Member of Parliament for St. Boniface
- In office October 16, 1978 – May 21, 1979
- Preceded by: Joseph-Philippe Guay
- Succeeded by: Robert Bockstael

Personal details
- Born: 8 June 1920 Vancouver, British Columbia, Canada
- Died: 23 March 2009 (aged 88) Winnipeg, Manitoba, Canada
- Party: Conservative

= Jack Hare =

Canadian politician

John Harold Hare (June 8, 1920 – March 23, 2009) was a Canadian politician, agrologist and professor.

==Political career==
Hare was the Progressive Conservative Member of Parliament for the Winnipeg-area riding of St. Boniface for seven months. He was elected in a 1978 by-election in what was considered a safe Liberal seat after losing to Revenue minister Joseph Guay in the 1974 federal election. Hare won in part by capitalizing on the dislike of Prime Minister Pierre Trudeau by anglophone voters, in a riding that has a significant francophone population and claimed that French Canadians followed instructions from their parish priests on how to vote.
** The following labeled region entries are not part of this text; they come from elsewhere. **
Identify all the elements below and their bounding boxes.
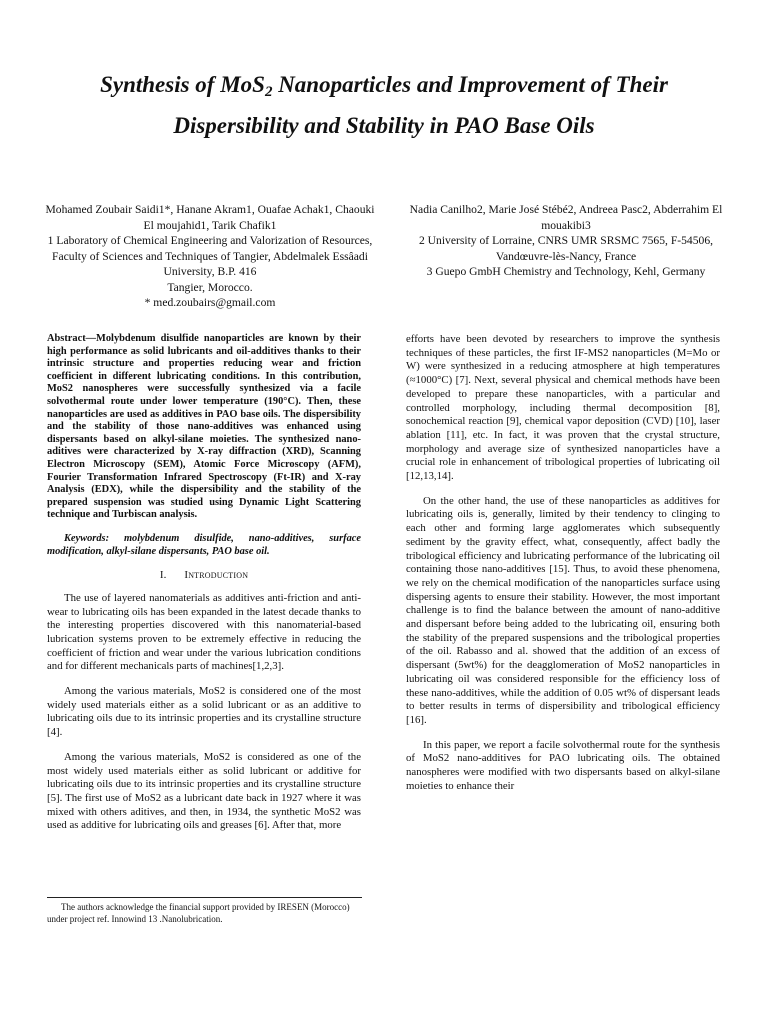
abstract: Abstract—Molybdenum disulfide nanoparticles are known by their high performance as solid lubricants and oil-additives thanks to their intrinsic structure and properties reducing wear and friction coefficient in different lubricating conditions. In this contribution, MoS2 nanospheres were successfully synthesized via a facile solvothermal route under lower temperature (190°C). Then, these nanoparticles are used as additives in PAO base oils. The dispersibility and the stability of those nano-additives was enhanced using dispersants based on alkyl-silane moieties. The synthesized nano-aditives were characterized by X-ray diffraction (XRD), Scanning Electron Microscopy (SEM), Atomic Force Microscopy (AFM), Fourier Transformation Infrared Spectroscopy (Ft-IR) and X-ray Analysis (EDX), while the dispersibility and the stability of the prepared suspension was studied using Dynamic Light Scattering technique and Turbiscan analysis. bbox=[47, 333, 361, 521]
author-block-left bbox=[40, 202, 380, 311]
affiliation-2: 2 University of Lorraine, CNRS UMR SRSMC 7565, F-54506, Vandœuvre-lès-Nancy, France bbox=[418, 234, 714, 263]
affiliation-3: 3 Guepo GmbH Chemistry and Technology, Kehl, Germany bbox=[426, 265, 706, 278]
author-block-right bbox=[396, 202, 736, 280]
body-paragraph: The use of layered nanomaterials as additives anti-friction and anti-wear to lubricating oils has been expanded in the latest decade thanks to the interesting properties discovered with this nanomaterial-based lubrication systems proven to be extremely effective in reducing the coefficient of friction and wear under the various lubrication conditions and for different mechanicals parts of machines[1,2,3]. bbox=[47, 591, 361, 673]
paper-title bbox=[40, 68, 728, 142]
corresponding-email: * med.zoubairs@gmail.com bbox=[144, 296, 276, 309]
keywords: Keywords: molybdenum disulfide, nano-additives, surface modification, alkyl-silane dispersants, PAO base oil. bbox=[47, 532, 361, 557]
body-paragraph: efforts have been devoted by researchers to improve the synthesis techniques of these particles, the first IF-MS2 nanoparticles (M=Mo or W) were synthesized in a reducing atmosphere at high temperatures (≈1000°C) [7]. Next, several physical and chemical methods have been developed to prepare these nanoparticles, with a particular and controlled morphology, including thermal decomposition [8], sonochemical reaction [9], chemical vapor deposition (CVD) [10], laser ablation [11], etc. In fact, it was proven that the crystal structure, morphology and average size of synthesized nanoparticles have a crucial role in enhancement of tribological properties of lubricating oil [12,13,14]. bbox=[406, 333, 720, 483]
affiliation-1-city: Tangier, Morocco. bbox=[167, 280, 253, 294]
body-paragraph: Among the various materials, MoS2 is considered one of the most widely used materials either as a solid lubricant or as an additive to lubricating oils due to its intrinsic properties and its crystalline structure [4]. bbox=[47, 685, 361, 739]
body-paragraph: Among the various materials, MoS2 is considered as one of the most widely used materials either as solid lubricant or additive for lubricating oils due to its intrinsic properties and its crystalline structure [5]. The first use of MoS2 as a lubricant date back in 1927 where it was mixed with others aditives, and then, in 1934, the synthetic MoS2 was used as additive for lubricating oils and greases [6]. After that, more bbox=[47, 750, 361, 832]
body-paragraph: On the other hand, the use of these nanoparticles as additives for lubricating oils is, generally, limited by their tendency to clinging to each other and forming large agglomerates which subsequently sediment by the gravity effect, what, consequently, affect badly the tribological efficiency and lubricating performance of the lubricating oil containing those nano-additives [15]. Thus, to avoid these phenomena, we rely on the chemical modification of the nanoparticles surface using dispersing agents to ensure their stability. However, the most important challenge is to find the balance between the amount of nano-additive and dispersant before being added to the lubricating oil, ensuring both the stability of the prepared suspensions and the tribological properties of the oil. Rabasso and al. showed that the addition of an excess of dispersant (5wt%) for the deagglomeration of MoS2 nanoparticles in lubricating oil was considered responsible for the efficiency loss of these nano-additives, while the addition of 0.05 wt% of dispersant leads to better results in terms of dispersibility and tribological efficiency [16]. bbox=[406, 494, 720, 726]
footnote: The authors acknowledge the financial support provided by IRESEN (Morocco) under project ref. Innowind 13 .Nanolubrication. bbox=[47, 902, 350, 924]
section-heading bbox=[47, 569, 361, 583]
author-names-right: Nadia Canilho2, Marie José Stébé2, Andreea Pasc2, Abderrahim El mouakibi3 bbox=[409, 203, 723, 232]
right-column bbox=[406, 333, 720, 805]
left-column bbox=[47, 333, 361, 844]
title-subscript: 2 bbox=[264, 83, 273, 100]
footnote-rule bbox=[47, 897, 362, 898]
section-number: I. bbox=[159, 569, 167, 582]
section-title: Introduction bbox=[184, 569, 249, 582]
body-paragraph: In this paper, we report a facile solvothermal route for the synthesis of MoS2 nano-additives for PAO lubricating oils. The obtained nanospheres were modified with two dispersants based on alkyl-silane moieties to enhance their bbox=[406, 738, 720, 792]
title-text: Synthesis of MoS bbox=[100, 72, 265, 97]
author-names-left: Mohamed Zoubair Saidi1*, Hanane Akram1, Ouafae Achak1, Chaouki El moujahid1, Tarik Chafik1 bbox=[45, 203, 375, 232]
title-text-continued: Nanoparticles and Improvement of Their Dispersibility and Stability in PAO Base Oils bbox=[173, 72, 668, 138]
affiliation-1: 1 Laboratory of Chemical Engineering and Valorization of Resources, Faculty of Sciences and Techniques of Tangier, Abdelmalek Essâadi University, B.P. 416 bbox=[47, 234, 373, 278]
Hare's victory was the first time the Tories won the riding since the 1958 election landslide by John Diefenbaker's Conservatives. The by-election (one of 15 held on the same day across the country) was seen as a litmus test for the Trudeau government.

Despite the defeat of Trudeau's government by Joe Clark's Progressive Conservatives in the 1979 federal election, Hare would not serve long as an MP as Liberal challenger Robert Bockstael won the St. Boniface seat back. Joe Borowski, co-ordinator of the anti-abortion group Campaign Life, claimed that his group's work was the main reason for Hare's defeat. He died in Winnipeg in 2009.